A ausência do ministro das Comunicações foi o fato mais eloqüente do I Fórum Nacional de TVs Públicas, realizado recentemente em Brasília. Tanto na cerimônia de abertura – que contou com a presença dos ministros da Cultura, da Educação, da Secretaria Geral e da Secretaria de Comunicação Social, além dos presidentes da Câmara dos Deputados e do Senado Federal – como na de encerramento, da qual participou o próprio presidente da República. O ministro das Comunicações, além de não estar presente, sequer foi mencionado por qualquer dos oradores.

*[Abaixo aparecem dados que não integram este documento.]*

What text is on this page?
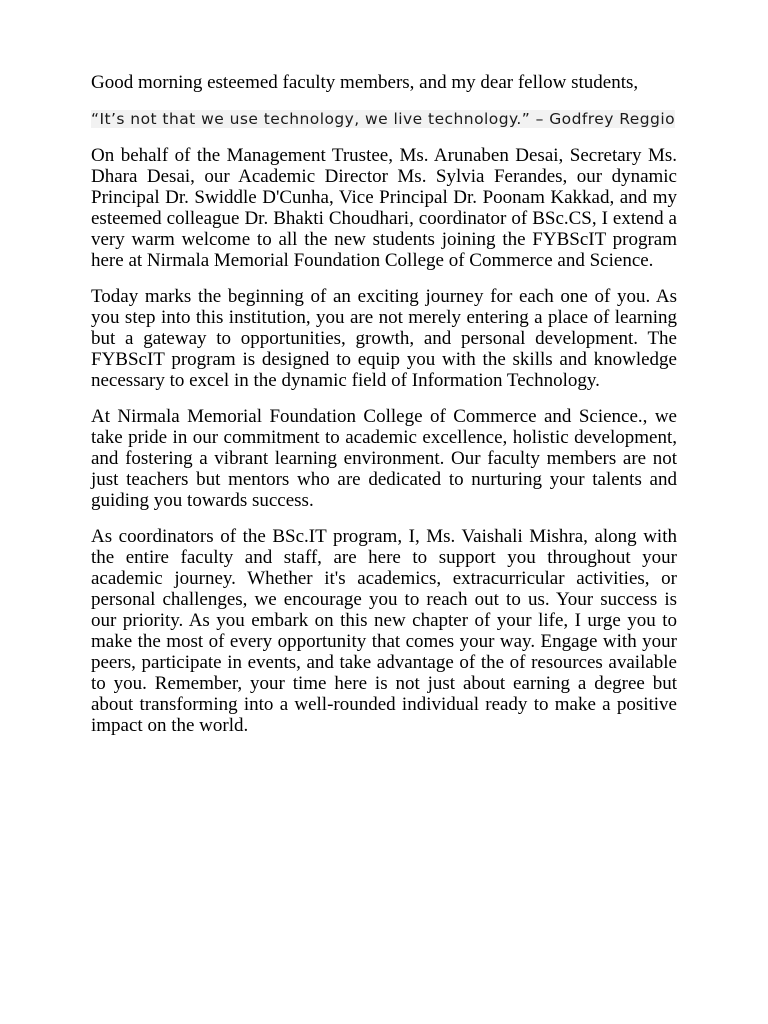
Good morning esteemed faculty members, and my dear fellow students,

“It’s not that we use technology, we live technology.” – Godfrey Reggio

On behalf of the Management Trustee, Ms. Arunaben Desai, Secretary Ms. Dhara Desai, our Academic Director Ms. Sylvia Ferandes, our dynamic Principal Dr. Swiddle D'Cunha, Vice Principal Dr. Poonam Kakkad, and my esteemed colleague Dr. Bhakti Choudhari, coordinator of BSc.CS, I extend a very warm welcome to all the new students joining the FYBScIT program here at Nirmala Memorial Foundation College of Commerce and Science.

Today marks the beginning of an exciting journey for each one of you. As you step into this institution, you are not merely entering a place of learning but a gateway to opportunities, growth, and personal development. The FYBScIT program is designed to equip you with the skills and knowledge necessary to excel in the dynamic field of Information Technology.

At Nirmala Memorial Foundation College of Commerce and Science., we take pride in our commitment to academic excellence, holistic development, and fostering a vibrant learning environment. Our faculty members are not just teachers but mentors who are dedicated to nurturing your talents and guiding you towards success.

As coordinators of the BSc.IT program, I, Ms. Vaishali Mishra, along with the entire faculty and staff, are here to support you throughout your academic journey. Whether it's academics, extracurricular activities, or personal challenges, we encourage you to reach out to us. Your success is our priority. As you embark on this new chapter of your life, I urge you to make the most of every opportunity that comes your way. Engage with your peers, participate in events, and take advantage of the of resources available to you. Remember, your time here is not just about earning a degree but about transforming into a well-rounded individual ready to make a positive impact on the world.
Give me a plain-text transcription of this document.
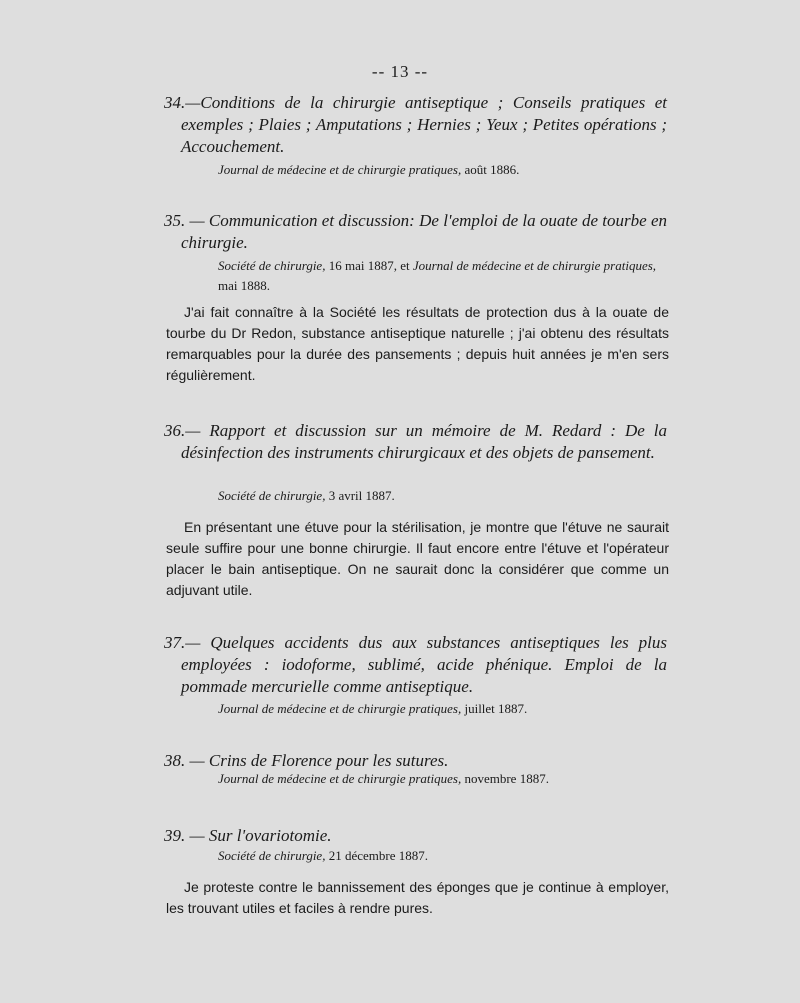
-- 13 --
34.—Conditions de la chirurgie antiseptique ; Conseils pratiques et exemples ; Plaies ; Amputations ; Hernies ; Yeux ; Petites opérations ; Accouchement.
Journal de médecine et de chirurgie pratiques, août 1886.
35. — Communication et discussion: De l'emploi de la ouate de tourbe en chirurgie.
Société de chirurgie, 16 mai 1887, et Journal de médecine et de chirurgie pratiques, mai 1888.

J'ai fait connaître à la Société les résultats de protection dus à la ouate de tourbe du Dr Redon, substance antiseptique naturelle ; j'ai obtenu des résultats remarquables pour la durée des pansements ; depuis huit années je m'en sers régulièrement.

36.— Rapport et discussion sur un mémoire de M. Redard : De la désinfection des instruments chirurgicaux et des objets de pansement.
Société de chirurgie, 3 avril 1887.

En présentant une étuve pour la stérilisation, je montre que l'étuve ne saurait seule suffire pour une bonne chirurgie. Il faut encore entre l'étuve et l'opérateur placer le bain antiseptique. On ne saurait donc la considérer que comme un adjuvant utile.

37.— Quelques accidents dus aux substances antiseptiques les plus employées : iodoforme, sublimé, acide phénique. Emploi de la pommade mercurielle comme antiseptique.
Journal de médecine et de chirurgie pratiques, juillet 1887.
38. — Crins de Florence pour les sutures.
Journal de médecine et de chirurgie pratiques, novembre 1887.
39. — Sur l'ovariotomie.
Société de chirurgie, 21 décembre 1887.

Je proteste contre le bannissement des éponges que je continue à employer, les trouvant utiles et faciles à rendre pures.
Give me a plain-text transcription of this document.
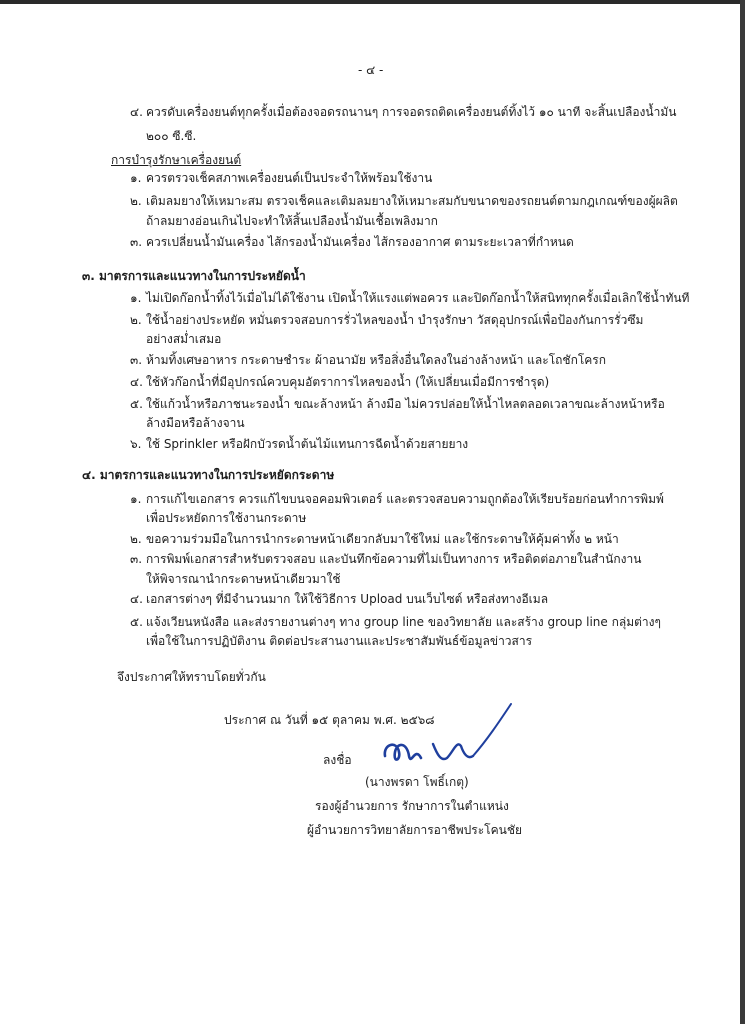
- ๔ -
๔. ควรดับเครื่องยนต์ทุกครั้งเมื่อต้องจอดรถนานๆ การจอดรถติดเครื่องยนต์ทิ้งไว้ ๑๐ นาที จะสิ้นเปลืองน้ำมัน
๒๐๐ ซี.ซี.
การบำรุงรักษาเครื่องยนต์
๑. ควรตรวจเช็คสภาพเครื่องยนต์เป็นประจำให้พร้อมใช้งาน
๒. เติมลมยางให้เหมาะสม ตรวจเช็คและเติมลมยางให้เหมาะสมกับขนาดของรถยนต์ตามกฎเกณฑ์ของผู้ผลิต
ถ้าลมยางอ่อนเกินไปจะทำให้สิ้นเปลืองน้ำมันเชื้อเพลิงมาก
๓. ควรเปลี่ยนน้ำมันเครื่อง ไส้กรองน้ำมันเครื่อง ไส้กรองอากาศ ตามระยะเวลาที่กำหนด
๓. มาตรการและแนวทางในการประหยัดน้ำ
๑. ไม่เปิดก๊อกน้ำทิ้งไว้เมื่อไม่ได้ใช้งาน เปิดน้ำให้แรงแต่พอควร และปิดก๊อกน้ำให้สนิททุกครั้งเมื่อเลิกใช้น้ำทันที
๒. ใช้น้ำอย่างประหยัด หมั่นตรวจสอบการรั่วไหลของน้ำ บำรุงรักษา วัสดุอุปกรณ์เพื่อป้องกันการรั่วซึม
อย่างสม่ำเสมอ
๓. ห้ามทิ้งเศษอาหาร กระดาษชำระ ผ้าอนามัย หรือสิ่งอื่นใดลงในอ่างล้างหน้า และโถชักโครก
๔. ใช้หัวก๊อกน้ำที่มีอุปกรณ์ควบคุมอัตราการไหลของน้ำ (ให้เปลี่ยนเมื่อมีการชำรุด)
๕. ใช้แก้วน้ำหรือภาชนะรองน้ำ ขณะล้างหน้า ล้างมือ ไม่ควรปล่อยให้น้ำไหลตลอดเวลาขณะล้างหน้าหรือ
ล้างมือหรือล้างจาน
๖. ใช้ Sprinkler หรือฝักบัวรดน้ำต้นไม้แทนการฉีดน้ำด้วยสายยาง
๔. มาตรการและแนวทางในการประหยัดกระดาษ
๑. การแก้ไขเอกสาร ควรแก้ไขบนจอคอมพิวเตอร์ และตรวจสอบความถูกต้องให้เรียบร้อยก่อนทำการพิมพ์
เพื่อประหยัดการใช้งานกระดาษ
๒. ขอความร่วมมือในการนำกระดาษหน้าเดียวกลับมาใช้ใหม่ และใช้กระดาษให้คุ้มค่าทั้ง ๒ หน้า
๓. การพิมพ์เอกสารสำหรับตรวจสอบ และบันทึกข้อความที่ไม่เป็นทางการ หรือติดต่อภายในสำนักงาน
ให้พิจารณานำกระดาษหน้าเดียวมาใช้
๔. เอกสารต่างๆ ที่มีจำนวนมาก ให้ใช้วิธีการ Upload บนเว็บไซต์ หรือส่งทางอีเมล
๕. แจ้งเวียนหนังสือ และส่งรายงานต่างๆ ทาง group line ของวิทยาลัย และสร้าง group line กลุ่มต่างๆ
เพื่อใช้ในการปฏิบัติงาน ติดต่อประสานงานและประชาสัมพันธ์ข้อมูลข่าวสาร
จึงประกาศให้ทราบโดยทั่วกัน
ประกาศ ณ วันที่ ๑๕ ตุลาคม พ.ศ. ๒๕๖๘
ลงชื่อ
(นางพรดา โพธิ์เกตุ)
รองผู้อำนวยการ รักษาการในตำแหน่ง
ผู้อำนวยการวิทยาลัยการอาชีพประโคนชัย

O mesmo aconteceu ao longo das mesas, painéis, exposições e debates. Quando um funcionário do Ministério das Comunicações, fisicamente presente, participava do debate, era notória uma certa falta de sintonia com o ‘clima’ geral dominante no evento.
O fato é, sem dúvida, de um surrealismo tipicamente brasileiro: o ministro das Comunicações, e o seu ministério, ausentes ou sem sintonia no Fórum Nacional que discute – com o apoio e a presença do presidente da República – a implantação de uma rede de televisão pública no país.
Marco regulatório
Um dos temas obviamente tratados durante o I Fórum Nacional de TVs Públicas foi o seu marco regulatório. A criação de uma rede de televisão pública envolve, no mínimo, uma análise sobre a regulação da radiodifusão no país. Não há como fugir da evidência de que uma lei geral de comunicação eletrônica de massa é inadiável e que a construção de um marco regulatório deve contemplar a convergência tecnológica dentro dos princípios definidos na Constituição de 1988, inclusive o da complementaridade dos sistemas privado, público e estatal. A própria Carta de Brasília, documento final do Fórum, recomenda ‘a regulamentação da Constituição Federal em seu capítulo sobre Comunicação Social, especificamente os artigos 220, 221 e 223’.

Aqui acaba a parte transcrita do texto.